Reports

    Mainland Chinese Tourists "Could Eventually Account For 8% Of Taiwan GDP"

    With Taiwan set to lift restrictions on individual mainland Chinese tourists within the first half of this year, small business owners and tour operators are expecting these notoriously free-spending travelers to bring record profits.
    Jing DailyAuthor
      Published   in Finance

    Loosening Visa Restrictions Benefiting Taiwanese Tour Operators, Small Businesses#

    Mainland Chinese tourists shop for jewelry in Taipei (Image: Xinhua)

    With Taiwan set to lift restrictions on individual mainland Chinese tourists within the first half of this year, small business owners and tour operators are expecting these notoriously free-spending travelers to bring record profits. As Jing Daily has previously noted, the gradual loosening of visa restrictions over the past several years has seen the number of mainland Chinese tourists visiting Taiwan surpass the Japanese, despite restrictions limiting mainland Chinese arrivals to tour groups. (Though this remains the preferred travel method of most Chinese tourists.) In all, 1.16 million mainland Chinese visited Taiwan in 2010, most of them from Guangdong, Zhejiang and Jiangsu, but with the announcement that Taiwan will soon roll out a pilot program to allow individual tourists from top-tier cities like Beijing and Shanghai, that number is expected to increase to over 2 million this year.

    From Channel News Asia:

    Taiwan's iconic landmark, the Taipei 101, has benefited from the surge of mainland Chinese visitors. Thanks to their tourism dollars, the world's second tallest skyscraper turned a profit for the first time since it was built in 2004.



    Other major tourist attractions have also seen strong growth since Taiwan allowed guided tours for mainland Chinese two-and-a-half-years ago.



    So far, nearly two million Chinese have visited Taiwan and brought in US$3 billion.

    With the number of mainland Chinese tourists expected to surge, retailers in Taipei are gearing up for a summer rush.

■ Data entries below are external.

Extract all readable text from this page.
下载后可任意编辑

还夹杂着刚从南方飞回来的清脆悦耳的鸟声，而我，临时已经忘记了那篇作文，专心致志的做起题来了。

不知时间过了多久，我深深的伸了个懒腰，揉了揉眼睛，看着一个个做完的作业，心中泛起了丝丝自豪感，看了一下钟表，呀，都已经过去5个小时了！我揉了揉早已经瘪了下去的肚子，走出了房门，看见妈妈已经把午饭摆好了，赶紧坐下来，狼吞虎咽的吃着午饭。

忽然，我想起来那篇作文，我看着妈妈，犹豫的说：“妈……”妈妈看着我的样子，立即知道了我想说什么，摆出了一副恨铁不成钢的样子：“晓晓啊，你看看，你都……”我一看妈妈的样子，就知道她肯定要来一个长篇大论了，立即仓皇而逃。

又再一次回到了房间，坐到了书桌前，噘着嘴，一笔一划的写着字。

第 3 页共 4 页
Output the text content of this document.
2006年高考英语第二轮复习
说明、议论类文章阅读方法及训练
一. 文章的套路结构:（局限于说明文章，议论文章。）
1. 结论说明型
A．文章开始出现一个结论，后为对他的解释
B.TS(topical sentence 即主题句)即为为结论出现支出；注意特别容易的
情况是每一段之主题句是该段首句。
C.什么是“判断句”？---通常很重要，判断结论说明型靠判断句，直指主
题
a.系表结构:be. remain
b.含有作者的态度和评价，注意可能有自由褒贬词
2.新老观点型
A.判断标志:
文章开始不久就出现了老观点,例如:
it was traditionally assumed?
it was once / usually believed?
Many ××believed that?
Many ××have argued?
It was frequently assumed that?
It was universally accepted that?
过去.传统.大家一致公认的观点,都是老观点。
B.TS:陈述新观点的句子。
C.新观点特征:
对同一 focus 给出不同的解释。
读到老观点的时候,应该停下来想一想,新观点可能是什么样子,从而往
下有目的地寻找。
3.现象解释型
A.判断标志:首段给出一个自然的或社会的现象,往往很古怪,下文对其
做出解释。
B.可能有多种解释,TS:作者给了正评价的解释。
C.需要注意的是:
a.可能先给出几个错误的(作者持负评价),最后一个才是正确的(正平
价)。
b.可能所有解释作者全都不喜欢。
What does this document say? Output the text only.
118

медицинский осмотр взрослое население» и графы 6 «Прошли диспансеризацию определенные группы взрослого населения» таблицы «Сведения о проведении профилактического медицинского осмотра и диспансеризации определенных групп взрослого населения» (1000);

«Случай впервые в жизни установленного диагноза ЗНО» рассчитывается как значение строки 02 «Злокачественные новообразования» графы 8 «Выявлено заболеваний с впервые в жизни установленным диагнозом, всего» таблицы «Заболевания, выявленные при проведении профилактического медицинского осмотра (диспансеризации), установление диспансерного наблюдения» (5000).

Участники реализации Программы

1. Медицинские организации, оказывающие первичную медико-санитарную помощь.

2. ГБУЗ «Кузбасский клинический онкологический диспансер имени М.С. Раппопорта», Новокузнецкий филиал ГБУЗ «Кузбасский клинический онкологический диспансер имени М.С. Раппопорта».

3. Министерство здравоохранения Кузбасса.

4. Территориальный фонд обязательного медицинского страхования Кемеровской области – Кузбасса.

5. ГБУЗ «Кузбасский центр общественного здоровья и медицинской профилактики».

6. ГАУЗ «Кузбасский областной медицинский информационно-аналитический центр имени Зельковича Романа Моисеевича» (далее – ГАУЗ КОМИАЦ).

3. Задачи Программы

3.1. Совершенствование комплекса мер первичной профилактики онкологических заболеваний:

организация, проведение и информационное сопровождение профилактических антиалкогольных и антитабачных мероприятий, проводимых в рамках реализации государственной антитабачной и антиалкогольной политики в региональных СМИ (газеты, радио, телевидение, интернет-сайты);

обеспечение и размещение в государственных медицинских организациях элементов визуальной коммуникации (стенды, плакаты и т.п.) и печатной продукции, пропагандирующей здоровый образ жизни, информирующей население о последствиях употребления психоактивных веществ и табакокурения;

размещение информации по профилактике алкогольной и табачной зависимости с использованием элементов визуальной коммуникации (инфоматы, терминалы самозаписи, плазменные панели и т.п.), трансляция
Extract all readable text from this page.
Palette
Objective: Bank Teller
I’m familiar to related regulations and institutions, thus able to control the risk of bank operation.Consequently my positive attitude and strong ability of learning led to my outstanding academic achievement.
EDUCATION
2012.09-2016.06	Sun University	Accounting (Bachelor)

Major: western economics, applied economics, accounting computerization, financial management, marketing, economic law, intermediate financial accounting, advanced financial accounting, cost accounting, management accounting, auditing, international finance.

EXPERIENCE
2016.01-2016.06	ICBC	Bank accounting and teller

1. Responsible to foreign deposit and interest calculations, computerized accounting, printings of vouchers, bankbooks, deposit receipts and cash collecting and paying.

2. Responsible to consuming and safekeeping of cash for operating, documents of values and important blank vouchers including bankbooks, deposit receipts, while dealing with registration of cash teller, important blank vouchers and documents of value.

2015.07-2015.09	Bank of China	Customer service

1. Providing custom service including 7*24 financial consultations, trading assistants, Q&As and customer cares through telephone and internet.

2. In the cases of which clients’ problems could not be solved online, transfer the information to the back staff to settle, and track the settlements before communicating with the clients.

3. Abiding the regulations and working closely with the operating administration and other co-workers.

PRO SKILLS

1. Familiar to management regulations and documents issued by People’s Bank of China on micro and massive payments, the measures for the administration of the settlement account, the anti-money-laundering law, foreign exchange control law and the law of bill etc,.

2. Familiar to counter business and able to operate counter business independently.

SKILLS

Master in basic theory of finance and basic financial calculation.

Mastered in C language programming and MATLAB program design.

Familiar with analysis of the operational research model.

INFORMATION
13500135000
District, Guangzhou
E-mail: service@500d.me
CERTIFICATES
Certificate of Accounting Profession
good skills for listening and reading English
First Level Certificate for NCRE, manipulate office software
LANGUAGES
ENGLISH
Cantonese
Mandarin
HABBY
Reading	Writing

Like their counterparts in Hong Kong, this is especially true for luxury retailers. Last year we saw the Chinese luxury watch retailer Hengdeli go so far as to purchase a 534 square meter property on Taipei’s Zhongxiao East Road, a popular shopping destination for tourists, in anticipation of hordes of mainland Chinese visitors. And boutique hotels expect a boom of their own, or at least enough of one to offset the much lower number of Japanese tourists expected in Taiwan this year. Small business owners, too, expect something of a bumper year. As Chang Wan Ling, owner of Taipei Leechi Bakery, told Channel News Asia, "Allowing Chinese individual travellers to visit Taiwan will help bring more business for us. I expect our sales to go up by 20 to 30 per cent."

    Economically, the well-documented spending power of mainland Chinese tourists could translate to a sizable boost for Taiwan, with some analysts forecasting that spending by mainland Chinese tourist-shoppers could eventually account for up to eight percent of Taiwan's GDP.